Friday, December 4, 2009

Toy Story, Burundi-Style (1)

On bike rides in the hills outside of Bujumbura, I get a fun look at what kids in a developing country come up with for toys.


Ain't no Toys R Us here, no hobby shops.  There's no Radio Shacks selling remote controlled this and Nintendo that.  'Bout the only toy-type stuff available is Chinese-made, plastic, and cheap.  But most kids can't afford even that.


Which is where imagination, and a little ingenuity, comes in handy.


In Burundi, all a kid needs to have fun is a discarded wheel or some rubbish.  The wheel gets simply rolled down the road, the kid pushing it along adeptly with a stick; think those line drawings of girls in frilly dresses rolling hoops around in turn-of-the-nineteenth-century American novels.  The rubbish - some wire, perhaps, along with a few bottle caps and a bit of old styrofoam - gets turned into a small toy car or truck.


Recently, though, a saw a couple kids who went even simpler than that.  They made their fun out of nature.


I was riding a dirt road I hadn't set tires on before.  About an hour up from Bujumbura's university-on-the-hill, I took a left heading down toward a large school complex atop a valley knoll.  After dropping in past the school, I reached a river and decided to turn around.  
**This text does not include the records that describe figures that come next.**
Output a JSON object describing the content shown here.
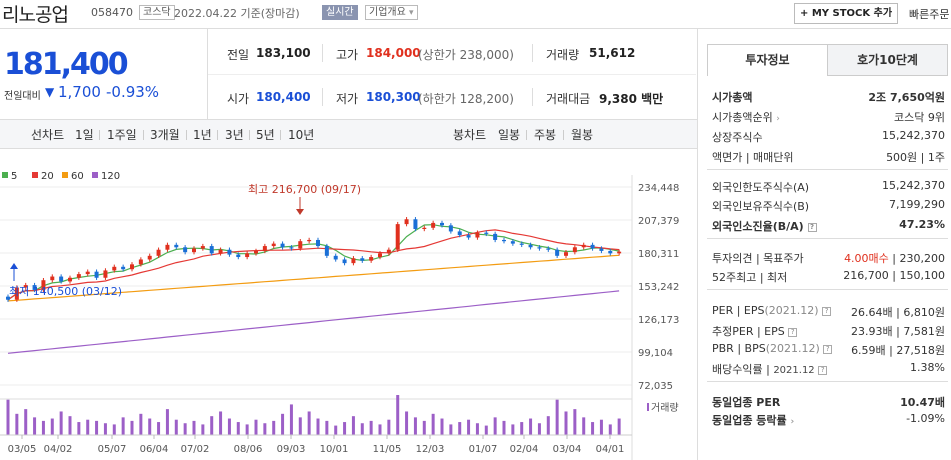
{
  "header": {
    "stock_name": "리노공업",
    "stock_code": "058470",
    "market": "코스닥",
    "date_text": "2022.04.22 기준(장마감)",
    "realtime": "실시간",
    "company_overview": "기업개요",
    "mystock": "+ MY STOCK 추가",
    "quick_order": "빠른주문"
  },
  "price": {
    "now": "181,400",
    "prev_label": "전일대비",
    "change": "1,700",
    "change_pct": "-0.93%"
  },
  "quote": {
    "prev_label": "전일",
    "prev": "183,100",
    "high_label": "고가",
    "high": "184,000",
    "upper_limit": "(상한가 238,000)",
    "volume_label": "거래량",
    "volume": "51,612",
    "open_label": "시가",
    "open": "180,400",
    "low_label": "저가",
    "low": "180,300",
    "lower_limit": "(하한가 128,200)",
    "amount_label": "거래대금",
    "amount": "9,380 백만"
  },
  "period": {
    "line_label": "선차트",
    "line_items": [
      "1일",
      "1주일",
      "3개월",
      "1년",
      "3년",
      "5년",
      "10년"
    ],
    "candle_label": "봉차트",
    "candle_items": [
      "일봉",
      "주봉",
      "월봉"
    ],
    "active": "주봉"
  },
  "legend": [
    "5",
    "20",
    "60",
    "120"
  ],
  "colors": {
    "ma5": "#4caf50",
    "ma20": "#e53935",
    "ma60": "#f39c12",
    "ma120": "#9c5fc7",
    "up": "#e0301e",
    "down": "#1a6fd6",
    "volume": "#9c5fc7"
  },
  "chart_data": {
    "type": "candlestick",
    "y_ticks": [
      "234,448",
      "207,379",
      "180,311",
      "153,242",
      "126,173",
      "99,104",
      "72,035"
    ],
    "ylim": [
      72035,
      234448
    ],
    "x_ticks": [
      "03/05",
      "04/02",
      "05/07",
      "06/04",
      "07/02",
      "08/06",
      "09/03",
      "10/01",
      "11/05",
      "12/03",
      "01/07",
      "02/04",
      "03/04",
      "04/01"
    ],
    "high_annotation": "최고 216,700 (09/17)",
    "low_annotation": "최저 140,500 (03/12)",
    "volume_label": "거래량",
    "closes": [
      142000,
      152000,
      154000,
      150000,
      158000,
      161000,
      157000,
      160000,
      163000,
      165000,
      160000,
      166000,
      169000,
      167000,
      171000,
      175000,
      178000,
      183000,
      187000,
      185000,
      181000,
      184000,
      186000,
      180000,
      183000,
      179000,
      177000,
      180000,
      182000,
      186000,
      188000,
      185000,
      184000,
      190000,
      191000,
      186000,
      178000,
      175000,
      172000,
      176000,
      174000,
      177000,
      180000,
      183000,
      204000,
      208000,
      200000,
      201000,
      205000,
      203000,
      198000,
      195000,
      193000,
      197000,
      196000,
      191000,
      190000,
      188000,
      187000,
      185000,
      184000,
      183000,
      178000,
      181000,
      185000,
      187000,
      184000,
      182000,
      180000,
      181400
    ],
    "volumes": [
      30,
      18,
      22,
      15,
      12,
      14,
      20,
      16,
      11,
      13,
      12,
      10,
      9,
      15,
      12,
      18,
      14,
      11,
      22,
      13,
      10,
      12,
      9,
      16,
      20,
      14,
      11,
      9,
      13,
      10,
      12,
      18,
      26,
      15,
      20,
      14,
      12,
      8,
      11,
      16,
      10,
      12,
      9,
      13,
      34,
      20,
      15,
      12,
      18,
      14,
      9,
      11,
      13,
      10,
      8,
      15,
      12,
      9,
      11,
      14,
      10,
      16,
      30,
      20,
      22,
      15,
      11,
      13,
      9,
      14
    ]
  },
  "panel": {
    "tab_invest": "투자정보",
    "tab_hoga": "호가10단계",
    "market_cap_label": "시가총액",
    "market_cap": "2조 7,650억원",
    "cap_rank_label": "시가총액순위",
    "cap_rank": "코스닥 9위",
    "listed_label": "상장주식수",
    "listed": "15,242,370",
    "face_label": "액면가 | 매매단위",
    "face": "500원 | 1주",
    "foreign_limit_label": "외국인한도주식수(A)",
    "foreign_limit": "15,242,370",
    "foreign_hold_label": "외국인보유주식수(B)",
    "foreign_hold": "7,199,290",
    "foreign_rate_label": "외국인소진율(B/A)",
    "foreign_rate": "47.23%",
    "opinion_label": "투자의견 | 목표주가",
    "opinion": "4.00매수",
    "target": "230,200",
    "w52_label": "52주최고 | 최저",
    "w52_high": "216,700",
    "w52_low": "150,100",
    "per_label": "PER | EPS",
    "per_period": "(2021.12)",
    "per": "26.64배",
    "eps": "6,810원",
    "est_per_label": "추정PER | EPS",
    "est_per": "23.93배",
    "est_eps": "7,581원",
    "pbr_label": "PBR | BPS",
    "pbr_period": "(2021.12)",
    "pbr": "6.59배",
    "bps": "27,518원",
    "div_label": "배당수익률",
    "div_period": "2021.12",
    "div": "1.38%",
    "sector_per_label": "동일업종 PER",
    "sector_per": "10.47배",
    "sector_chg_label": "동일업종 등락률",
    "sector_chg": "-1.09%"
  }
}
(The road continues, I think, to the mountain town of Bugarama, a back-country hill route that avoids the busy paved highway.  Can't wait to ride it...)


By that time there were, as often happens, a few kids running along behind me.  I was in a hurry to make my U-turn and get back home, so I didn't pay them much attention.  That is, until I saw something that made my camera appear lickety-split.


Attracting the attention of my lens was a rather unusual toy: a live beetle on a stick!


Who needs radio controlled cars and personal video consoles?  In Burundi, if you got a beetle, you happy.  Flapping wings included, no batteries necessary.



(Stay tuned for more Toy Story installments.)


1 comment:

Lydia said...

Those are amazing photos. The beetle reminds me of the Palo Verde beetle in AZ that Blake had briefly as a pet.